Protein is found everywhere in our makeup, including our hair, skin, bone, muscle, tissue, and cells. We need it to grow and develop. We need it so our immune systems can fight off infection and illness. We need it to keep our cardiac and respiratory systems strong. In parts of the world where protein is not plentiful in the diet, there is actually a condition called "kwashiorkor", which basically describes a form of protein malnutrition.
Animal proteins are considered complete while vegetable proteins are labeled incomplete. The percentage of "completeness" depends on the number of essential amino acids found in the protein.
Logically, complete proteins come from animal products, while incomplete proteins generally come from fruit, grains, nuts, and vegetables.
One important thing to note about high protein foods is that they are not all created equally! It's imperative, particularly if weight loss is your ultimate goal, to pay attention to what else is in your protein of choice.
Some foods that are high in protein are also very high in fat. Fat is fine in moderation, but some fats are healthier than others. A 6-ounce steak, for example, could have 44 grams of fat, while a 6-ounce serving of salmon has about 18 grams of fat. Other high protein choices, such as lentils, have very little fat. The important thing is to be aware and read your nutrition fact labels.
So how much protein do we need?

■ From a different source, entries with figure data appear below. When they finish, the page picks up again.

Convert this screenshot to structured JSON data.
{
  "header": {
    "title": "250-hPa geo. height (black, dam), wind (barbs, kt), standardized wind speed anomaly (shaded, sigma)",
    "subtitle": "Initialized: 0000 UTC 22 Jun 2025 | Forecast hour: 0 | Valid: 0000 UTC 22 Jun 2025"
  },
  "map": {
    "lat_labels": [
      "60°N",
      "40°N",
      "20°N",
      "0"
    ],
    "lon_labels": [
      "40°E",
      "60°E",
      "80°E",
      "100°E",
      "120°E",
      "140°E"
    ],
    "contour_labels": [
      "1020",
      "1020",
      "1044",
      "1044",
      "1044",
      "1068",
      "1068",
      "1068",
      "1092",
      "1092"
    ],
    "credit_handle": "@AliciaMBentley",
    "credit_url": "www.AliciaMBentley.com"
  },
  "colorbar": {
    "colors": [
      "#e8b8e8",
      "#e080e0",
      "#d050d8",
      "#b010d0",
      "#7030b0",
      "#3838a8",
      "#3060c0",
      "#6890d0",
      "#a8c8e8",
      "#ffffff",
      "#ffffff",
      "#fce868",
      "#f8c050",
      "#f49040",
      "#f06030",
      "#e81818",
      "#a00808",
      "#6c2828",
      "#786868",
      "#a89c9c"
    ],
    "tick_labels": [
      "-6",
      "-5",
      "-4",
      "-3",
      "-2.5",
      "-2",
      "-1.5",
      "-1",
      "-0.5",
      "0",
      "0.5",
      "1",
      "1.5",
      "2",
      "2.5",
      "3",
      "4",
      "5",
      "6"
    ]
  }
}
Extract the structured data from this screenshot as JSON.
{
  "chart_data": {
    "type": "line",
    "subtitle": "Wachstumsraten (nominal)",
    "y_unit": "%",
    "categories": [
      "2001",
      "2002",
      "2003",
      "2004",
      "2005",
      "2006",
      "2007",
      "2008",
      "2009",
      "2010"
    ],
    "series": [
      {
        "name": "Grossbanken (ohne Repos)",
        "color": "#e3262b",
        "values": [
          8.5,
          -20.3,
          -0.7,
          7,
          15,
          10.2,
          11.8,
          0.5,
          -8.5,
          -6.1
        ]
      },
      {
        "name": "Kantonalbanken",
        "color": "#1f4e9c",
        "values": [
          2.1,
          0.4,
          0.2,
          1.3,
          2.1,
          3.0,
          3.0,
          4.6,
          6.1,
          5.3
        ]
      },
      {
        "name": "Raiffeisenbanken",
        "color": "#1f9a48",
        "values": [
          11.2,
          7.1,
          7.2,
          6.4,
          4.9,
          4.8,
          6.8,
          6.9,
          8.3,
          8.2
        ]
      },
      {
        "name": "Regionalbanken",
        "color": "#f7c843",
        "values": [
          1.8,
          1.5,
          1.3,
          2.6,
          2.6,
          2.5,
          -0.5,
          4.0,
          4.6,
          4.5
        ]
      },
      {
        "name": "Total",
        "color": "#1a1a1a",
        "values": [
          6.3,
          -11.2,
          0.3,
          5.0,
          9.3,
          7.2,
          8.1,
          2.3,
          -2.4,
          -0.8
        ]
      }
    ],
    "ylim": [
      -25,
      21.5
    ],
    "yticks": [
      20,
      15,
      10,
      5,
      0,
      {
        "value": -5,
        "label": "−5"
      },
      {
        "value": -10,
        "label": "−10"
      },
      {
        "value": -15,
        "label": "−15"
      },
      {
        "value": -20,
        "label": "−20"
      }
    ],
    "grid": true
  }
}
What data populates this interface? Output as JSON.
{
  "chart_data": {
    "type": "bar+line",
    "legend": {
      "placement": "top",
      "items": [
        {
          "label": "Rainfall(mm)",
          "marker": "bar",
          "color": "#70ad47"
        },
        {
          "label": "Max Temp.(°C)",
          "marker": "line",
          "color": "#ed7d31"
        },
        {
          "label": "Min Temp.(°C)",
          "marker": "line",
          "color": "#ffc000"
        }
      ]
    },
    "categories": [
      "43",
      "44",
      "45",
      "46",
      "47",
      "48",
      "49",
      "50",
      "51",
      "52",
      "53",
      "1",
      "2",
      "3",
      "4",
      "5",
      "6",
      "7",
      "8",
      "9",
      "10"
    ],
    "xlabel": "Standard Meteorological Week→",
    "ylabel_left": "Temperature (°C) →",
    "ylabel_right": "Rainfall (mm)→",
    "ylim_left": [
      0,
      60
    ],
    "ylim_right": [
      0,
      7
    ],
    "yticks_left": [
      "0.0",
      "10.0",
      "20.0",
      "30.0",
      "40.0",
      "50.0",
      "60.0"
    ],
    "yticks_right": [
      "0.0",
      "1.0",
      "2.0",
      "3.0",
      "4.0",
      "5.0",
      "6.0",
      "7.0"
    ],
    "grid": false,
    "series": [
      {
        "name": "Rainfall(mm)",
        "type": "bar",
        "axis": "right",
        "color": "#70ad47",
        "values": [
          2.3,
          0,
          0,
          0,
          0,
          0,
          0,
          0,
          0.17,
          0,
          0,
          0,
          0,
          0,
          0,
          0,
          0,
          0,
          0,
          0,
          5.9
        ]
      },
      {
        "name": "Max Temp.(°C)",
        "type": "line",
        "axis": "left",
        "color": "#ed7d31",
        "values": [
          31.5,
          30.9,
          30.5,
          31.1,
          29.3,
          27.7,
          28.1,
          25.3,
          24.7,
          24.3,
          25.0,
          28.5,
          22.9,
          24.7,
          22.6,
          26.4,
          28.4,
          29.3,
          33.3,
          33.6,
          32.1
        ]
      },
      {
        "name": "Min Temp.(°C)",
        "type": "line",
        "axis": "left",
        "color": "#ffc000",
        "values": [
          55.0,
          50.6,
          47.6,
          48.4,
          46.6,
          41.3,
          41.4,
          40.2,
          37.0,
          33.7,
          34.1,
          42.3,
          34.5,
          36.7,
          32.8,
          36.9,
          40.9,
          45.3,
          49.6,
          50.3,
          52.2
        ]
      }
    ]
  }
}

The daily Recommended Dietary Allowance (RDA) is 56 grams of protein for men and 46 grams of protein for women. These recommendations change, however, if weight loss is your goal.
Moderately high protein diets have been linked to improved weight loss! The University of Illinois recently published research indicating that eating 73 grams of protein per pound of body weight helps preserve muscle mass, which is often lost on calorie-restricted diets.
Another study at the University of Tennessee found that eating 3 servings a day of low-fat dairy products (which are high in protein) enhances weight loss!
Experts advise eating approximately 120 grams of protein a day for maximum weight loss benefit.
Why do high protein foods help us lose weight? Many experts believe that it is because protein helps keep us feeling full and satisfied, and therefore fewer cravings mean less snacking.
Diets high in protein and low in simple carbohydrates (mainly sugar, white bread, starches) have been found to be particularly effective for rapid weight reduction, especially when paired with exercise.
There are very few risks involved with high protein diets, but it is always a good idea to check with your doctor before switching to a diet rich in protein.
There are several weight loss programs high in protein that I can recommend from personal experience. One of the most successful high-protein diets, and my current favorite, is The Dukan Diet. This French diet is comprised of 4 specific phases designed to take you from rapid weight loss to life-long maintenance. This diet is very easy to follow, especially if you enjoy eating in restaurants.
Another favorite is The Pilot's Diet. This 28-day plan is a particularly great way to jump--start diets. To begin 2012, I followed this plan for the month of January and then switched to The Dukan Diet. I lost 50 pounds in 4 months!
I also experienced success a few years ago with Dr. Siegal's Cookie Diet. This plan was very easy to follow when working. I didn't have to stop to eat breakfast or pack a lunch; I just ate cookies for both meals and had once sensible meal at night.
Finally, a diet getting a lot of buzz these days is the Paleo diet.
Eggs, oatmeal, some whole grain cereals, skim milk, low-fat or fat-free yogurt, 1 T. peanut butter on a slice of whole grain toast, low-fat cheese on whole grain toast, protein bar, weight loss shake
Lunch & Dinner:
4-6 ounces of animal protein (beef, fish, poultry) with a side vegetable and/or whole grain such as quinoa, tuna fish on whole grain bread, fajitas without the tortilla, salad topped with protein and olive oil/vinegar, steamed shrimp
Small handful of almonds or walnuts, hard-boiled egg, fat-free string mozzarella cheese, yogurt with fruit, glass of skim milk, cottage cheese with fruit, 1 tablespoon of almond butter or peanut butter on celery, apple, or pear, piece of fruit, protein bar (read nutrition fact label carefully for calories and ingredients), raw veggies dipped in hummus
NOTE: Again, the most important thing when eating high protein foods is to be aware and read your nutrition labels. If the product you're considering doesn't have a good amount of protein, then don't waste your calories!